Perseroan merujuk pada modal PT yang terdiri atas sero-sero atau saham-saham.
Adapun kata terbatas merujuk pada tanggung jawab pemegang saham yang luasnya
hanya terbatas pada nilai nominal semua pemegang saham yang dimiliknya.[2]
Pasal
1 Undang-Undang No 4 Tahun 2007 tentang Peseroan Terbatas selanjutnya disebut
dengan Undang-Undang PT menjelaskan yang disebut dengan perseroan adalah badan
hukum yang merupakan persekutuan modal, didirikan berdasarkan perjanjian,
melakukan kegiatan dengan modal besar yang seluruhnya terbagi dalam saham dan
memenuhi persyaratan yang ditetapkan dalam undang-undang ini serta peraturan
pelaksanaannya.
Suatu
perseoran terbatas sebagai perusahaan bisnis sedikitnya memiliki lima
karakterisktik struktural diantaranya pertama badan hukum, kedua tanggung jawab
terbatas, ketiga saham dapat dialihkan, keempat manajemen terpusat, kelima
pemilikan saham oleh pemasok modal.
Tentang
pendirian Perseroan Terbatas pasal 7 ayat 1 Undang-Undang PT menjelaskan bahwa
perseroan terbatas didirikan oleh dua orang atau lebih dengan akta notaris yang
dibuat dalam bahasa Indonesia.
Terdapat
penegasan dalam kalimat tersebut kata “sekurang-kurangnya harus dua orang atau
lebih” disebabkan karena dalam mendirikan suatu perseroan harus didasarkan pada
perjanjian. Perjanjian adalah suatu perbuatan dengan mana satu orang atau lebih
mengikatkan dirinya terhadap satu orang atau lebih sehingga berdasar uraian
tersebut dapat diambil pengertian bahwa tidak mungkin pendirian Perseroan
Terbatas hanya dibuat oleh satu orang saja.

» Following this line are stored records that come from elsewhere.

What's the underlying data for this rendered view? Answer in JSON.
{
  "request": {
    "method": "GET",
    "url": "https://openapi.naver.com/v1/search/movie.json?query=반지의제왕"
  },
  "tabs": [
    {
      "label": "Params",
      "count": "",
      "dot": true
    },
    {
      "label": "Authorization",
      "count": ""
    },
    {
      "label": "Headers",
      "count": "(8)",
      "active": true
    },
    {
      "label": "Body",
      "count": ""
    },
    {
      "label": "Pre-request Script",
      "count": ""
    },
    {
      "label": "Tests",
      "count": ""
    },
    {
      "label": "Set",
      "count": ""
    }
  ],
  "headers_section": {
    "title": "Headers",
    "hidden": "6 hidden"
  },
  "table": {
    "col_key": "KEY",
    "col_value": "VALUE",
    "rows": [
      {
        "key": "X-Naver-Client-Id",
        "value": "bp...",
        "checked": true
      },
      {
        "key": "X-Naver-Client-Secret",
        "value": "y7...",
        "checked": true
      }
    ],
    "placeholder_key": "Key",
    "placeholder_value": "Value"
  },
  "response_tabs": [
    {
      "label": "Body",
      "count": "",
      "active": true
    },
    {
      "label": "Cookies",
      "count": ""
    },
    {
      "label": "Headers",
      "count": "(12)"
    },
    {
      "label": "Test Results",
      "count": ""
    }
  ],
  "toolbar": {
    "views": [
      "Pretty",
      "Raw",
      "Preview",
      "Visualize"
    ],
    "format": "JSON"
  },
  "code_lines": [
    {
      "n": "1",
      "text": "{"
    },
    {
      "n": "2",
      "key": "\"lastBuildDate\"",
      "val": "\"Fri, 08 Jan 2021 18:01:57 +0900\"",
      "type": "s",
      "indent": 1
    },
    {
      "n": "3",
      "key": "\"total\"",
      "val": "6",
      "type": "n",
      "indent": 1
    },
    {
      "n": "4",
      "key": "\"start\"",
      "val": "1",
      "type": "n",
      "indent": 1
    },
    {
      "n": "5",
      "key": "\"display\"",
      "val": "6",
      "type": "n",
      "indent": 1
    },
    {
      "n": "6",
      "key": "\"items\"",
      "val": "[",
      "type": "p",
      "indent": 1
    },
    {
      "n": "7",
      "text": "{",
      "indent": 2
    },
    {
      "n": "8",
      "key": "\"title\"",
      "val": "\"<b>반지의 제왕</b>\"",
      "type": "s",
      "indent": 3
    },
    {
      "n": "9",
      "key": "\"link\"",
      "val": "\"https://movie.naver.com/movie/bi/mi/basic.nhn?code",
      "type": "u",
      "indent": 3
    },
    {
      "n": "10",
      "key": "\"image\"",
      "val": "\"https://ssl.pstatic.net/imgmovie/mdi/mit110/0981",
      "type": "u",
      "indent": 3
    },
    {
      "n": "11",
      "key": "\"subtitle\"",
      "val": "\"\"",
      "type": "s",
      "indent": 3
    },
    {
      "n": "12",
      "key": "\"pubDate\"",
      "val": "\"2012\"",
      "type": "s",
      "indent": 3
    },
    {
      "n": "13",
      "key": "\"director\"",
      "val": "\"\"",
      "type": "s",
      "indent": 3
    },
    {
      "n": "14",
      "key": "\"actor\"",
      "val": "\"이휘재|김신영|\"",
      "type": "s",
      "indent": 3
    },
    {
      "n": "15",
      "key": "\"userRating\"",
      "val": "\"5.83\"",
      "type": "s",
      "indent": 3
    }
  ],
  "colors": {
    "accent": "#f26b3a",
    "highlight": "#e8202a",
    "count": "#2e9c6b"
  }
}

Kata “orang” berdasarkan uraian di
atas apakah hanya “orang” atau “manusia” yang dapat mendirikan Perseroan
Terbatas. Ternyata dalam Undang-Undang PT kata “orang” harus dipandang sebagai
subyek hukum dalam arti luas. “Orang” adalah orang perorangan atau badan hukum.
Jadi dimungkinkan dalam mendirikan Perseroan Terbatas, badan hukum dapat
melakukan perjanjian sehingga tampil sebagai pendiri perseroan.[3]
Perjanjian
pendirian Perseroan Terbatas diperlukan akta Notaris karena akta yang demikian
merupakan akta otentik. Dalam hukum pembuktian, akta otentik dipandang sebagai
suatu alat bukti yang mengikat dan sempurna.[4]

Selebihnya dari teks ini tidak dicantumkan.